Functional = The fact that membranes can allow facilitated diffusion to occur and ion gradients to become established.
Biochemical = SDS-page of a membrane reveals banding patterns of multiple easily identify-able proteins.
- Alternatively can use freeze fracture, where cell is frozen within a crystal and fractured with a knife.
Which modes of mobility are shown by proteins in lipid bilayers?
Which mode of mobility cannot occur?
- Conformational change, rotation, lateral diffusion.
- No flip-flop, due to the amount of hydrophilic structure exposed to water (too large to flip across membrane).
What 3 things restrict the mobility of membrane proteins?
1) Aggregation - proteins can form aggregates which restrict them
2) Tethering - proteins can adhere to molecules in substratum also restricting mobility
3) Interaction - proteins can interact with other cells to form tissue, again restricting mobility
What 2 categories can membrane proteins be split into? Describe the features of each category
1) Peripheral
- Bound to surface
- Electrostatic and hydrogen bond interactions
- Removed by changes in pH or ionic strength
2) Integral
- Interact with hydrophobic domains of lipid bilayer
- Cannot be removed by changing pH or ionic strength
- Removed by agents competing for non-polar interactions, e.g.: organic solvents + detergents.
What other factors restrict membrane protein mobility
- Membrane protein associations
- Lipid mediated effects
- Proteins tend to separate out into the fluid phase or cholesterol poor regions.
How do membrane proteins contribute to the cytoskeleton?
- The erythrocyte cytoskeleton is composed of spectrin diamonds joined at the ends to form the lattice structure of the cytoskeleton.
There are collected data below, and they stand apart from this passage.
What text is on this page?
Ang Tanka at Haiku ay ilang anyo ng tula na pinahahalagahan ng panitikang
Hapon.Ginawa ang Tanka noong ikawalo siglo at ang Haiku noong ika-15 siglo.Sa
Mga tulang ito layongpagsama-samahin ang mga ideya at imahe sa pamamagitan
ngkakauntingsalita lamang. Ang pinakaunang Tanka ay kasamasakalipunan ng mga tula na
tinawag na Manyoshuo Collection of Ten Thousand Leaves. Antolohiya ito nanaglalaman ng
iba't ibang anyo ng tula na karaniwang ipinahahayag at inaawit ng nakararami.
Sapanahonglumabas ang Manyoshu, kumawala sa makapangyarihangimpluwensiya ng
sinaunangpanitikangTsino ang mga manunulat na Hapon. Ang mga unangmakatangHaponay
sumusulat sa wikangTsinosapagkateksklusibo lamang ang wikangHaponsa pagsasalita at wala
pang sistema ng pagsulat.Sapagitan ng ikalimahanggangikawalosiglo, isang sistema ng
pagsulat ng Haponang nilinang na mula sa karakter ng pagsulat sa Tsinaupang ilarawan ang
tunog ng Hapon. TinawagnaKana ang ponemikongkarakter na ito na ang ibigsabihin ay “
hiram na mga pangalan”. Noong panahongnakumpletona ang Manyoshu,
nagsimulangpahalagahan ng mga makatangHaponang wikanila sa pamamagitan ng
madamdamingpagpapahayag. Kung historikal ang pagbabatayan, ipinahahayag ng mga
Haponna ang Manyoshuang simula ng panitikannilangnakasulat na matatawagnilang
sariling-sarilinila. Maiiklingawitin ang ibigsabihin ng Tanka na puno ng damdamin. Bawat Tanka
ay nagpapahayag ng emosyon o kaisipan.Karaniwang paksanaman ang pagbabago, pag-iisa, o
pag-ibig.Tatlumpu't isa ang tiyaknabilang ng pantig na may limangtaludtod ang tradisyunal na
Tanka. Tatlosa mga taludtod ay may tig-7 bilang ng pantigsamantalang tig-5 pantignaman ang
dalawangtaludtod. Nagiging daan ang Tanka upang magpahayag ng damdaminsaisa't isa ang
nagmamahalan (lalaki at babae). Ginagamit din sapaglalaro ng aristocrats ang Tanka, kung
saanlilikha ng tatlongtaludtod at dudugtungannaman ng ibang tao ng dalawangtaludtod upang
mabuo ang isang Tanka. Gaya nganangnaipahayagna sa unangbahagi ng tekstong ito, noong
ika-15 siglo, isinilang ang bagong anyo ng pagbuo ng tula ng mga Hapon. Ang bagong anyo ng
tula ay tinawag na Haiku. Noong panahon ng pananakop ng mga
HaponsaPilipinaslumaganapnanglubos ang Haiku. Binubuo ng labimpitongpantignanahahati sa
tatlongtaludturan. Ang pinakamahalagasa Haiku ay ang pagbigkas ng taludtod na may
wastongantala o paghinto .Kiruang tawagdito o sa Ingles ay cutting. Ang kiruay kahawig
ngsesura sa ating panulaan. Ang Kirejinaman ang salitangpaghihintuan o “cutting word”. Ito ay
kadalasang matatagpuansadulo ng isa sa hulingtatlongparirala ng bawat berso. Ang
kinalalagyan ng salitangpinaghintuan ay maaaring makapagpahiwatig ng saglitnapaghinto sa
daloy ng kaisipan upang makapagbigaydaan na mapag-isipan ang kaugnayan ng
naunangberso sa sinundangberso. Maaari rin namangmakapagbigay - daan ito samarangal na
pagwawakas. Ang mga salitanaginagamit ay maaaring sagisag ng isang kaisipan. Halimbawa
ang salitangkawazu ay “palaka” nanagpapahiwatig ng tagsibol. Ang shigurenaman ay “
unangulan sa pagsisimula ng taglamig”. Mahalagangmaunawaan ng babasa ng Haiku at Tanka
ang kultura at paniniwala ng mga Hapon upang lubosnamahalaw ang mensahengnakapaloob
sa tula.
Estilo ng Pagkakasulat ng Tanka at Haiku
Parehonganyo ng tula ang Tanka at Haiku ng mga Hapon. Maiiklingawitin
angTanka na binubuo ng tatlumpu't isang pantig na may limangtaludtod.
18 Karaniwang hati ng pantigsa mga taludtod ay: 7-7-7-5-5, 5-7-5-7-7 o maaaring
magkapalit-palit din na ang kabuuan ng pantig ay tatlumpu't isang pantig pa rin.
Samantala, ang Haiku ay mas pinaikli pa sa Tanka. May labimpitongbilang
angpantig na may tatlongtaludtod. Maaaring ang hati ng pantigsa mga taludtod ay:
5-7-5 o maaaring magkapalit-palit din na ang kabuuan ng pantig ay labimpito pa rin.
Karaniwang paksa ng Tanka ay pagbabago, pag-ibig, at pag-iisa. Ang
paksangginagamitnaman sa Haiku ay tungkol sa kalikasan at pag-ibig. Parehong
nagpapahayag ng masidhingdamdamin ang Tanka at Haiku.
- Transmembrane proteins anchors spectrin lattice structure of the cytoskeleton through attachment proteins, which hold the lattice against the membrane.
Describe how the hereditary spherocytosis and hereditary elliptocytosis forms of haemolytic anaemias arise.
1) Hereditary spherocytosis = Spectrin depleted by 40-50% by spectrin allele mutations. Lattice structure doesn’t form and erythrocytes become spherical. Leads to lysis and decrease in oxygen carrying capability.
2) Hereditary elliptocytosis = Defect in spectrin molecule leads to fragile elliptoid shape cells - effect is the same, cells lyse and Hb released, leading to aneamia.